Install the Lindr Python SDK using pip.

pip install lindr
2

Create a Persona

Define your target personality profile. This represents the ideal behavior you want your fine-tuned model to exhibit.

import lindr

client = lindr.Client(api_key="lnd_...")

# Define your target personality
persona = client.personas.create(
    name="Support Agent",
    dimensions=lindr.PersonalityDimensions(
        openness=70,
        conscientiousness=85,
        extraversion=60,
        agreeableness=90,
        neuroticism=20,
        assertiveness=65,
        ambition=70,
        resilience=80,
        integrity=95,
        curiosity=75,
    ),
)
3

Run Baseline Evaluation

Before fine-tuning, establish a baseline by evaluating your base model's responses.

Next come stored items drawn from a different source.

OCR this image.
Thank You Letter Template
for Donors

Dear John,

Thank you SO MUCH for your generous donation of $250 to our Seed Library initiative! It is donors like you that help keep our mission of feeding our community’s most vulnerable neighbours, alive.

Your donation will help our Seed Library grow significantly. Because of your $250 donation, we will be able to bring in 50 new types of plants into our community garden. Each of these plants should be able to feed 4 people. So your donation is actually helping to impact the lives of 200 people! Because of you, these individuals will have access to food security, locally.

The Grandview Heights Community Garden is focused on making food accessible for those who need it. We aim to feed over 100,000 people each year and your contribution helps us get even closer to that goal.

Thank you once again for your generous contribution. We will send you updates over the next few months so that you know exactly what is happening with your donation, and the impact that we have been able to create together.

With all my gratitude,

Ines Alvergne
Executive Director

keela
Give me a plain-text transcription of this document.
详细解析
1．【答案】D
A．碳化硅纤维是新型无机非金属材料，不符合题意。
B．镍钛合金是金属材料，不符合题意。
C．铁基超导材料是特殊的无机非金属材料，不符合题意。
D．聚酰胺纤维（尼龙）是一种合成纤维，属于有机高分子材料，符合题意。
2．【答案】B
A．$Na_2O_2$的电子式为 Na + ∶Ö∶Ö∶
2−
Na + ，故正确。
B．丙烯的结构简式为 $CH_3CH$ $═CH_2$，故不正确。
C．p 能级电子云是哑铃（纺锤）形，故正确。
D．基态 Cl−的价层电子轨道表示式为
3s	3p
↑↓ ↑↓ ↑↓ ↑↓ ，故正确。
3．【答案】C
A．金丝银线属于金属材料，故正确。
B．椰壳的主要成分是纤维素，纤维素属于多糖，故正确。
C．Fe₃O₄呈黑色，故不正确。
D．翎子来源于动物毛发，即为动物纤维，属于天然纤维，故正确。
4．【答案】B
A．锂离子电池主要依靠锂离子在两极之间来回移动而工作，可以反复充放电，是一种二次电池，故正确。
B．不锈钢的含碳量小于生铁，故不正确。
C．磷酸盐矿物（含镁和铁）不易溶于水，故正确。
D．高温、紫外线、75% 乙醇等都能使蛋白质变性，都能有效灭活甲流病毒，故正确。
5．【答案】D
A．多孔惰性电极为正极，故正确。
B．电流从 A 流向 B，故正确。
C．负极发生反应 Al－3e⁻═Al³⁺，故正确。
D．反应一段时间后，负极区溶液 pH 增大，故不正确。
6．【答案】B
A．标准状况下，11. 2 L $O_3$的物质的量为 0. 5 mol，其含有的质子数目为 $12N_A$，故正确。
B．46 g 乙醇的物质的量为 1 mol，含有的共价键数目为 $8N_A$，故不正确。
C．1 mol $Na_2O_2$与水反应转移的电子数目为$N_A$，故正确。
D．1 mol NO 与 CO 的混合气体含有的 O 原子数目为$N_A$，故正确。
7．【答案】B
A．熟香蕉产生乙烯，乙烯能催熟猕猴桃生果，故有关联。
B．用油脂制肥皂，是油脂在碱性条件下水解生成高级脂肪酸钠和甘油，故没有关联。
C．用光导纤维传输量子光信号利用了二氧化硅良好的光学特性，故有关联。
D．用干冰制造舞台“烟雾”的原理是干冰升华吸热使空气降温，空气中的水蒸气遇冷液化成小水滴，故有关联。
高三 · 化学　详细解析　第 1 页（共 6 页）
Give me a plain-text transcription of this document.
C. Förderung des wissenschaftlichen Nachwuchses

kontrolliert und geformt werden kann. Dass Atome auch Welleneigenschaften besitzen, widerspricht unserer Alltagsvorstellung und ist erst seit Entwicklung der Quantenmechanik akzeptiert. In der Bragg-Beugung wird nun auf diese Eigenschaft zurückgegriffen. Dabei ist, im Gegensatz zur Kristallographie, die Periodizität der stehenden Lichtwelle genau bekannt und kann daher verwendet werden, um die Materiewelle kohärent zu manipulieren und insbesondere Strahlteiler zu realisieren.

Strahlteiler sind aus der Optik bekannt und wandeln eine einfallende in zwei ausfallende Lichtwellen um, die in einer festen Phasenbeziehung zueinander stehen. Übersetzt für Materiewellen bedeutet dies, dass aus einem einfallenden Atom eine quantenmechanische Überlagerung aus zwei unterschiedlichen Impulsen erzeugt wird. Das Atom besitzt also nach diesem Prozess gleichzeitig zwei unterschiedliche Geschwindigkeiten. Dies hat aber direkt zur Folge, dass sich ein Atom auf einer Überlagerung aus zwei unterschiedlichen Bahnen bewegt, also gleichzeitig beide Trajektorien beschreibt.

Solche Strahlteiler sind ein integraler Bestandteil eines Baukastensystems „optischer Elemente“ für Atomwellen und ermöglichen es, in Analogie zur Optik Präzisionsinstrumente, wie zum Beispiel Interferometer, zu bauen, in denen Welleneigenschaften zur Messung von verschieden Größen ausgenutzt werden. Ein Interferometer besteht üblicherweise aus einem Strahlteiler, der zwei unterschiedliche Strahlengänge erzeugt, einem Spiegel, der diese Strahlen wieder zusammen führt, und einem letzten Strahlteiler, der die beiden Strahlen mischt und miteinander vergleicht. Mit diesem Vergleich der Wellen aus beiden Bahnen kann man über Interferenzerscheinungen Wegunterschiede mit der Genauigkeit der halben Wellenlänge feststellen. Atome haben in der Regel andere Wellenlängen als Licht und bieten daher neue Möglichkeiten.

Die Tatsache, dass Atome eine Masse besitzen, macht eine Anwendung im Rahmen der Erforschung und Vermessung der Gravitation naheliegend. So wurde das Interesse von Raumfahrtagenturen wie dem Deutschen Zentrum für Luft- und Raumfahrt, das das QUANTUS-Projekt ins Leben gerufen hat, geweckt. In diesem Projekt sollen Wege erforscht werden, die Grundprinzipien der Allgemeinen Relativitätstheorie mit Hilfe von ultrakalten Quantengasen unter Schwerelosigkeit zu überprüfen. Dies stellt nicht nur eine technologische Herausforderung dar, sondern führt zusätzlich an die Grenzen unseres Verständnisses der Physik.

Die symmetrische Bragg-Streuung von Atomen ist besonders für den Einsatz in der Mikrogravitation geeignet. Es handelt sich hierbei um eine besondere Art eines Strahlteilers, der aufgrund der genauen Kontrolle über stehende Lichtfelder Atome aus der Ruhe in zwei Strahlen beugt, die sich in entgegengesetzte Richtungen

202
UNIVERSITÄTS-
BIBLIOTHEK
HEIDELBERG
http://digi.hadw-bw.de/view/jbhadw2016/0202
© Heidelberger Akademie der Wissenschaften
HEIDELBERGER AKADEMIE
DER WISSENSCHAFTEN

# Collect responses from your base model
samples = [
    {"id": "1", "content": "I'd be happy to help you with that..."},
    {"id": "2", "content": "Let me look into this for you..."},
    # Add more samples for statistically meaningful results
]

# Run baseline evaluation
baseline, summary = client.evals.batch(
    name="llama-3.2-8b Baseline",
    persona_id=persona.id,
    samples=samples,
)

print(f"Baseline avg drift: {summary.avg_drift:.1f}%")
4

Compare Fine-Tuned Model

After fine-tuning, evaluate the new model and compare against your baseline to validate improvement.

# After fine-tuning, collect responses to same prompts
finetuned_samples = [
    {"id": "1", "content": "Response from fine-tuned model..."},
    {"id": "2", "content": "Another fine-tuned response..."},
]

# Evaluate fine-tuned model
candidate, _ = client.evals.batch(
    name="llama-3.2-8b-dpo-v1",
    persona_id=persona.id,
    samples=finetuned_samples,
)

# Compare and get recommendation
comparison = client.comparisons.create(
    baseline_eval_id=baseline.id,
    candidate_eval_id=candidate.id,
)

print(f"Recommendation: {comparison.recommendation}")  # ship, review, or reject
print(f"Overall improvement: {comparison.overall_improvement:.1f}%")

You're Ready!

You now have a quantified comparison of your fine-tuned model's personality against your baseline. Use the recommendation (ship, review, reject) to guide your deployment decision.